The house, very similar to thousands of others sprinkled across the Midwest, is the site of a yet unexplained stain in the fabric of Iowa life. Josiah “J.B.” Moore, 43, his wife Sarah, 39, and their four children — Herman, 11, Katherine, 10, Boyd, 7, and Paul, 5 — along with two visiting neighbor girls — Lena, 12, and Ina Stillinger, 8 — were brutally murdered with an axe while they slept. The attacks took place sometime after the family went to bed on Sunday, June 9, 1912 and when neighbors checked on the family the next morning. The killer or killers, depending on who you ask, have never been found and the case has become one of the most notorious in Iowa history.
On that fateful evening the Moore family and their two guests walked home from the local Presbyterian Church, where the children had been participating in a special Sunday School performance for the adult congregants. Accounts from the time indicate that a social event (fellowship dinner?) followed the performance, which Sarah Moore as organizer of the church’s youth program had directed. Like many early June evenings in Iowa, the weather was damp as the group exited the church and headed home at about 9:30 p.m. It is believed that the group had a snack of milk and cookies before turning in for the night, but what happened after the family fell asleep and before concerned neighbors checked on them next morning remains a subject of speculation.
Most believe whomever committed the crime entered the home while the family was at the church and hid until everyone was asleep. The murder weapon, was believed to have been taken from the Moore’s own yard, and was discovered, partially cleaned, in the house the next morning. An oddity of the case was the 4-pound slab of bacon that it is believed the killer propped beside the murder weapon. In addition, pieces of clothing were taken from dresser drawers and used to cover the household mirrors and other glass panes.
Understandably, the event both outraged and frightened the roughly 2,000 residents of the town. They formed teams to search for the killer, who they assumed would be in the area and easily tracked due to the amount of blood. In the years following they also attended grand jury hearings as first one person and then another were considered as the killer.

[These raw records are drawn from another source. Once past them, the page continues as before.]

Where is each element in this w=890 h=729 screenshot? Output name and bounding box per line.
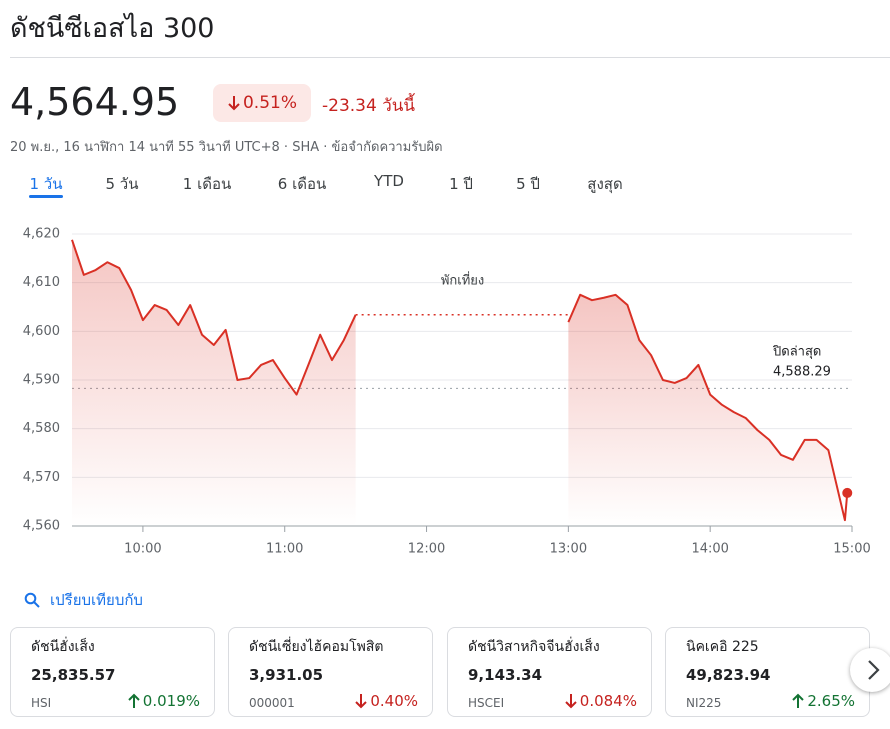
change-percent: 0.084% <box>579 692 637 710</box>
y-tick-label: 4,580 <box>23 421 60 436</box>
card-code: 000001 <box>249 696 295 710</box>
annotation: พักเที่ยง <box>441 272 484 289</box>
card-code: NI225 <box>686 696 722 710</box>
card[interactable]: ดัชนีฮั่งเส็ง 25,835.57 HSI 0.019% <box>10 627 215 717</box>
arrow <box>792 693 805 708</box>
compare-link[interactable]: เปรียบเทียบกับ <box>24 588 143 612</box>
card-change: 0.084% <box>564 692 637 710</box>
area <box>72 239 356 526</box>
y-tick-label: 4,570 <box>23 470 60 485</box>
change: -23.34 วันนี้ <box>322 96 415 116</box>
x-tick-label: 11:00 <box>266 542 303 557</box>
y-tick-label: 4,620 <box>23 227 60 242</box>
last-point <box>842 487 853 498</box>
change-badge: 0.51% <box>213 84 311 122</box>
search-icon <box>24 592 40 608</box>
card-name: ดัชนีฮั่งเส็ง <box>31 639 95 655</box>
price: 4,564.95 <box>10 80 180 124</box>
tab[interactable]: 5 ปี <box>516 175 540 193</box>
meta: 20 พ.ย., 16 นาฬิกา 14 นาที 55 วินาที UTC… <box>10 140 443 155</box>
tab[interactable]: 1 วัน <box>29 175 63 193</box>
area <box>568 294 848 526</box>
reference-label: ปิดล่าสุด <box>772 345 821 360</box>
change-percent: 0.51% <box>242 93 297 113</box>
card-change: 0.019% <box>127 692 200 710</box>
card-name: ดัชนีวิสาหกิจจีนฮั่งเส็ง <box>468 639 600 655</box>
card-name: ดัชนีเซี่ยงไฮ้คอมโพสิต <box>249 639 384 655</box>
card[interactable]: ดัชนีเซี่ยงไฮ้คอมโพสิต 3,931.05 000001 0.40… <box>228 627 433 717</box>
separator <box>10 57 890 58</box>
down-arrow <box>228 96 240 111</box>
tab[interactable]: 5 วัน <box>105 175 139 193</box>
y-tick-label: 4,610 <box>23 275 60 290</box>
chevron <box>868 660 880 680</box>
tab[interactable]: สูงสุด <box>587 175 623 193</box>
card-value: 3,931.05 <box>249 666 324 684</box>
card-change: 0.40% <box>354 692 418 710</box>
tab[interactable]: 6 เดือน <box>277 175 327 193</box>
price-line <box>567 293 849 522</box>
x-tick-label: 14:00 <box>691 542 728 557</box>
change-percent: 0.40% <box>370 692 418 710</box>
chart: 4,560 4,570 4,580 4,590 4,600 4,610 4,620 10:00… <box>23 227 871 557</box>
arrow <box>565 694 577 709</box>
y-tick-label: 4,560 <box>23 519 60 534</box>
change-percent: 2.65% <box>807 692 855 710</box>
page-title: ดัชนีซีเอสไอ 300 <box>10 13 215 44</box>
y-tick-label: 4,590 <box>23 373 60 388</box>
compare-title: เปรียบเทียบกับ <box>50 591 143 609</box>
arrow <box>128 693 140 708</box>
y-tick-label: 4,600 <box>23 324 60 339</box>
reference-value: 4,588.29 <box>773 365 831 380</box>
x-tick-label: 12:00 <box>408 542 445 557</box>
card-value: 49,823.94 <box>686 666 771 684</box>
card[interactable]: นิคเคอิ 225 49,823.94 NI225 2.65% <box>665 627 870 717</box>
card[interactable]: ดัชนีวิสาหกิจจีนฮั่งเส็ง 9,143.34 HSCEI 0.0… <box>447 627 652 717</box>
card-code: HSI <box>31 696 52 710</box>
card-change: 2.65% <box>791 692 855 710</box>
tab[interactable]: YTD <box>374 172 404 190</box>
next-button[interactable] <box>850 648 890 692</box>
arrow <box>355 694 368 709</box>
card-name: นิคเคอิ 225 <box>686 639 759 655</box>
x-tick-label: 10:00 <box>124 542 161 557</box>
change-percent: 0.019% <box>142 692 200 710</box>
card-value: 9,143.34 <box>468 666 543 684</box>
card-value: 25,835.57 <box>31 666 116 684</box>
tab-underline <box>29 195 63 198</box>
x-tick-label: 15:00 <box>833 542 870 557</box>
card-code: HSCEI <box>468 696 505 710</box>
tab[interactable]: 1 เดือน <box>182 175 232 193</box>
x-tick-label: 13:00 <box>550 542 587 557</box>
price-line <box>71 239 357 396</box>
tab[interactable]: 1 ปี <box>449 175 473 193</box>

Much more regarding the case can be found by watching the video below or visiting the Villisca movie website.
While I’m unsure if such a legacy can ever be embraced, the house has been purchased and opened for tours and paranormal investigations. The house has been investigated by several local and regional groups as well as the Travel Channel’s Ghost Adventures.
Unfortunately, I failed to visit the official website for the site and arrived at a time when day tours were not being offered. During the spring, summer and fall, daylight tours are offered for $10 for adults, $5 for senior citizens and children under age 12. Those interested can also arrange to spend the night in the house. The cost for over night stays is $400 for up to 6 people, additional guests are $70 each. (Based on the calendar, it appears the house does quite a bit of overnight business.)
Viewing the Villisca Axe Murder House, even if only from the outside, is a surreal experience when the history is known — and it’s hard to drive up to the property without having an inkling given the large sign with dripping red letters proclaiming it to all as the “Ax Murder House.” The area was quiet on the day of our visit. There were no children playing or people milling about. Except for the graphic signage, it could have been any number of residential streets in any number of Iowa towns. A quick check of the area revealed no one to interview or ask for additional information about the town or the events of so long ago.I took several photographs during the visit, and was somewhat taken aback by what I found in them. In one photograph, in the front windows, there is a figure. Photographs taken from a different angle did not show similar, so I’m thinking this may be a photograph inside the house.
For what it is worth, I can tell you that I felt no ill will while on the property grounds. It was actually a fairly peaceful spot with birds chirping in a nearby bush. As for what reaction I might have to the interior of the house? Well, that will have to come in a separate post following my next visit to Villisca.
Before leaving the community, which like most rural towns is struggling economically, I visited the local cemetery where the Moore family is buried in one large plot and share an elongated gravestone and the two Stillinger girls share a nearby gravestone. It was here — and not at the murder site — where I felt … well … I felt sad and empty. It isn’t unusual for me to visit a cemetery and, truth be known, I typically find them interesting from an historical perspective and calming. As I stood before the Moore grave site, I felt more off-balance, like I was late for an appointment and couldn’t remember what it was, and then just felt truly sad, depressed and numb. Because of this I didn’t stay very long.
While at the cemetery and visiting the grave of the Stillinger girls I also noticed a nearby grave engraved with the same year and only the statement “baby boy.” Since this was placed with the Stillinger family, I was curious. According to a local I met, Edith Stillinger, mother of Lena and Ina, was pregnant at the time of the murders and her son was subsequently stillborn after the tragedy.